Bir tarafta doğal âfetler, diğer tarafta sosyal kokuşmalar, bir diğer tarafta ekonomik çarpıklıklar, bir diğer tarafta savunma çılgınlıkları baş döndürür. Daha nice tehdid altında geleceği kararırken diğer tarafta felaket sebeplerinin önüne geçecek çarelerini gündemine almaz. Hem de gezegenimizi daha çok riskin altına atarak tehlikeleri artırır. Bu kadarı ile yetinmez, sistem savaşlarını da inadına körükler. Kendi huzur ve güvenini sıfırlayacak eylemler üzerine çılgınca yüklenir. Dur durak kabul etmez. İnsanî değerleri dejenere ederek daha büyük felaketlere yelken açıyor. Sabıkalı sistemleri insanlık platformuna servis yapıyor. Özellikle İslam ülkelerini uydurukça sistemleri ile daha derinlere batırmaya devam ediyorlar.

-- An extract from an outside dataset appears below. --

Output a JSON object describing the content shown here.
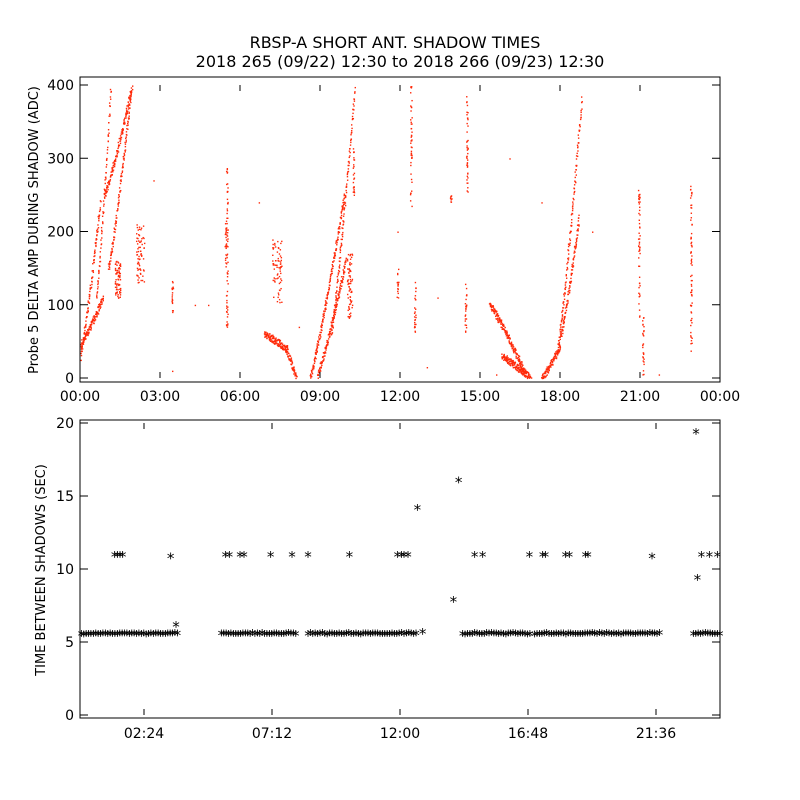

Bu felaket bezirgânlarının çoğu demokrasi tüccarlarıdır. Demokrasi uğruna tahribata devam ediyorlar. Bu tahribatın en çarpıcı örneklerinden biri, zamanımızda haçlıların özellikle İslam davasına ve ülkelerine vahşice saldırılarıdır. Tarihin ve insanlığın belası işgalci güçleri genelde İslam ülkelerine, demokrasi götürme iddiaları ile giriyorlar ve tahrip ediyorlar. Daha doğrusu, “hurda demokrasi” ihracatçıları olarak yıkıma devam ediyorlar. Bunun için de pazarlamaya çalıştıkları demokrasinin ambalajındaki göz kamaştıran ilkelerin tamamen zıddına İslam âlemini işgal altında tutmayı sürdürüyorlar. Manevi değerlerini çökertiyor, maddi değerlerini gasp ediyor çalıp götürüyorlar. Bu kadar iğrenç ve pis kokulu operasyonları, başta Amerika birleşik Devletleri, Birleşik Britanya Krallığı ve çoğu Avrupa ülkelerinin sözüm ona demokratik ülkeleri, eski sabıkalı eylemlerini zevkle pekiştiriyorlar.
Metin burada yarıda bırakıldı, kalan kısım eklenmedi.